Overcoming Learned Helplessness

There is an experiment I remember from my student years – the one through which the phenomenon of “learned helplessness” was discovered. It was conducted with dogs that were subjected to a series of electric shocks under the condition that they could not control them. Whatever they did, they always received the dose of the negative experience.

After that, the conditions of the experiment were changed, and the dogs already had the possibility of escaping the electric shock by jumping over a barrier, but they did not do so. They remained inside the cage, and although freedom was only one jump away, they stayed passive. In contrast, the dogs in the control group, which had not been subjected to uncontrollable electric shocks, had no difficulty jumping over the barrier when exposed to the negative stimulation of the current.

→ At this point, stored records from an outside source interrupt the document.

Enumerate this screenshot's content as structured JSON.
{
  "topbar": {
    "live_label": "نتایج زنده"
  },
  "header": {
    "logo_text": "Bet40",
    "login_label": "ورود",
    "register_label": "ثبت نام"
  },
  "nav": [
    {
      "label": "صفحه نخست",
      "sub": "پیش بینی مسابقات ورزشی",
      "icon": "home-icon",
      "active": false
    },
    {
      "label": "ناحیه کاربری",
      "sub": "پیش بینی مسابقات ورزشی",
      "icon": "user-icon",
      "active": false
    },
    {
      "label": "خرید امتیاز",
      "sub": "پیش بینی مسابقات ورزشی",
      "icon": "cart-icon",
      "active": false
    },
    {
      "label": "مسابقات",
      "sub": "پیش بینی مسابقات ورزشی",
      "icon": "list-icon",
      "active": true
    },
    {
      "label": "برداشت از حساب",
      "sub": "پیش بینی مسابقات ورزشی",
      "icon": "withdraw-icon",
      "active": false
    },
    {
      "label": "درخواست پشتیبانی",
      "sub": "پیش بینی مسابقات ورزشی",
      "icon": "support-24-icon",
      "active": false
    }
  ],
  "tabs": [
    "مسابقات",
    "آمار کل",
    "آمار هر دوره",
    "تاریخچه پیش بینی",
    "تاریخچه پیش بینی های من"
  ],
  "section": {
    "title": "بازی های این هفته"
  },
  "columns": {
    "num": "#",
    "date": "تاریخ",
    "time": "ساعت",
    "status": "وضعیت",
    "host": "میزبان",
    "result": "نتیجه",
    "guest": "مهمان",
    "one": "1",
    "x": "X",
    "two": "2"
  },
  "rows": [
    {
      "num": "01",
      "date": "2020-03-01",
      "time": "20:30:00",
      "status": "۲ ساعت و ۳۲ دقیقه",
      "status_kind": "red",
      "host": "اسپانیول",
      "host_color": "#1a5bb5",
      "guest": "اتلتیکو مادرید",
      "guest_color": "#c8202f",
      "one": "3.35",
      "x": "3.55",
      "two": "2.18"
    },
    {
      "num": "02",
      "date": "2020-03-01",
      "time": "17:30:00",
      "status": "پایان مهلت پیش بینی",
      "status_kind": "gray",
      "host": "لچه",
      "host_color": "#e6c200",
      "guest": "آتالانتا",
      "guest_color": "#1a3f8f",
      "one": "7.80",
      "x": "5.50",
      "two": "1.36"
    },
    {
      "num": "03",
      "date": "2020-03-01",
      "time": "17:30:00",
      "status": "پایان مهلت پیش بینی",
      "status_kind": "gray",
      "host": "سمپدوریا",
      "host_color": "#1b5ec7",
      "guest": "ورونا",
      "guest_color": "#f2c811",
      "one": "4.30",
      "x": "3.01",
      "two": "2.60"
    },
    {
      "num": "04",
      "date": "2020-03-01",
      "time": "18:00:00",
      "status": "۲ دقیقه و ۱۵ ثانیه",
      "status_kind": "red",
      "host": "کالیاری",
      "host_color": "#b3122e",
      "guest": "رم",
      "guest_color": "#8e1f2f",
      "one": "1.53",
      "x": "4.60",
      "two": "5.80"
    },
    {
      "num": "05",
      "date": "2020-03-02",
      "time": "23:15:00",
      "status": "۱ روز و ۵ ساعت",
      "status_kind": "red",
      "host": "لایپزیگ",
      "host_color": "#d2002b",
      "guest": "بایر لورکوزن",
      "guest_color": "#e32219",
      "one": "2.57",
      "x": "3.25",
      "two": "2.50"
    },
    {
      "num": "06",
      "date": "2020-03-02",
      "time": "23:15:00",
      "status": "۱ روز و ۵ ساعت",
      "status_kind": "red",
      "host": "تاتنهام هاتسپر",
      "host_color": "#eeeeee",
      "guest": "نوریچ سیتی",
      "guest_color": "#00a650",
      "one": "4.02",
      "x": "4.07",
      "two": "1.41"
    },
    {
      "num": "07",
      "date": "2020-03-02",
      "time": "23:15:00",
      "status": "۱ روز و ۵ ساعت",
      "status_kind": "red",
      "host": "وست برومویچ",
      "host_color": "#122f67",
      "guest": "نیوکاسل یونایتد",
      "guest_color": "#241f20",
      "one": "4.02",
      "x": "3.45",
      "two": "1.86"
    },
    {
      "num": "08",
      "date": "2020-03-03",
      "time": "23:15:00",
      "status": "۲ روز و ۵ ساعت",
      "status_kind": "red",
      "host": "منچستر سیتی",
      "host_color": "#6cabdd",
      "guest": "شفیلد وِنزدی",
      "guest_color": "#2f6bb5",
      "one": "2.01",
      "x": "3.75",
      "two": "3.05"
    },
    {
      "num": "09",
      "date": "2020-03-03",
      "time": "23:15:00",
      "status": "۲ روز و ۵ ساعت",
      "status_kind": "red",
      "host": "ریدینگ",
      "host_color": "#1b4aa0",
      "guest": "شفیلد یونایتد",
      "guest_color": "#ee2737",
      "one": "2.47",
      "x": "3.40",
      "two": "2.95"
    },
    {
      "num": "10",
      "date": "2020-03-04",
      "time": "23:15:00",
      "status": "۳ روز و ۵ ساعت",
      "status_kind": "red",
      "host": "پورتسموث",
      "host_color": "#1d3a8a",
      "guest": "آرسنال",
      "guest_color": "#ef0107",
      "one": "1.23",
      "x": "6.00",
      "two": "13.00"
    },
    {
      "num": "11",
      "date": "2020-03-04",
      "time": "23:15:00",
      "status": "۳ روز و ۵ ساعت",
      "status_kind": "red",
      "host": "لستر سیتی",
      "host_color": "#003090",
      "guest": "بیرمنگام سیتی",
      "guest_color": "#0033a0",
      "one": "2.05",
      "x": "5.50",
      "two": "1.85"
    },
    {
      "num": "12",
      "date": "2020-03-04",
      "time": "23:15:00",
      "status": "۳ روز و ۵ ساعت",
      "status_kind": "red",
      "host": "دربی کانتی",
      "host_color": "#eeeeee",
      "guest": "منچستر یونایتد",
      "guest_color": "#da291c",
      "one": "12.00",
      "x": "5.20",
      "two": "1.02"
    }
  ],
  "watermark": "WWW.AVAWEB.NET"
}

In short, we have two groups of dogs that were subjected to negative stimulation by electric shocks, but when given the opportunity to avoid it, one group remained passive, while the other jumped over the barrier and escaped. The only difference was in the dogs’ prior experience – those that had not had the opportunity to influence the source of stress continued to behave passively even when the conditions had already changed.

What is interesting is that the researchers began this experiment with a different aim, but what they came across turned out to be more valuable, because they saw in it an explanation of the causes of reactive depression and chronic failure.

The definition of learned helplessness is “a psychological state in which people behave as helpless, although they have the power to change a given circumstance.

I constantly come across examples of learned helplessness in life – when a person can do something to change a situation, but does nothing and endures. The most painful is when I see learned helplessness at the level of society – when entire groups of people endure situations that they could, in fact, change.

For example, our national psychology has produced sayings such as “A bowed head is not cut by the sword,” or expressions like “keep your head down,” that is, endure and remain silent. Such imprints in our collective memory had their reasons in the past and saved the heads of many Bulgarians during Ottoman rule, but the times are different now. The barrier has already been removed; we can step out of the cage and change things.

In one way or another, all of us carry the experience of the trauma of learned helplessness. This trauma is probably part of the lesson in developing humility and patience. It would be a great mistake, however, to miss the other lesson as well – the lesson of the power not to give up. Unlike the dogs, we have a mind that can be conditioned, but can also be reconditioned. It is enough to raise our heads to see that there is no longer a scimitar hanging over them. And to jump over the barrier.

Kameliya Hadzhiyska

Psychologist and psychotherapist, founder of espirited.com.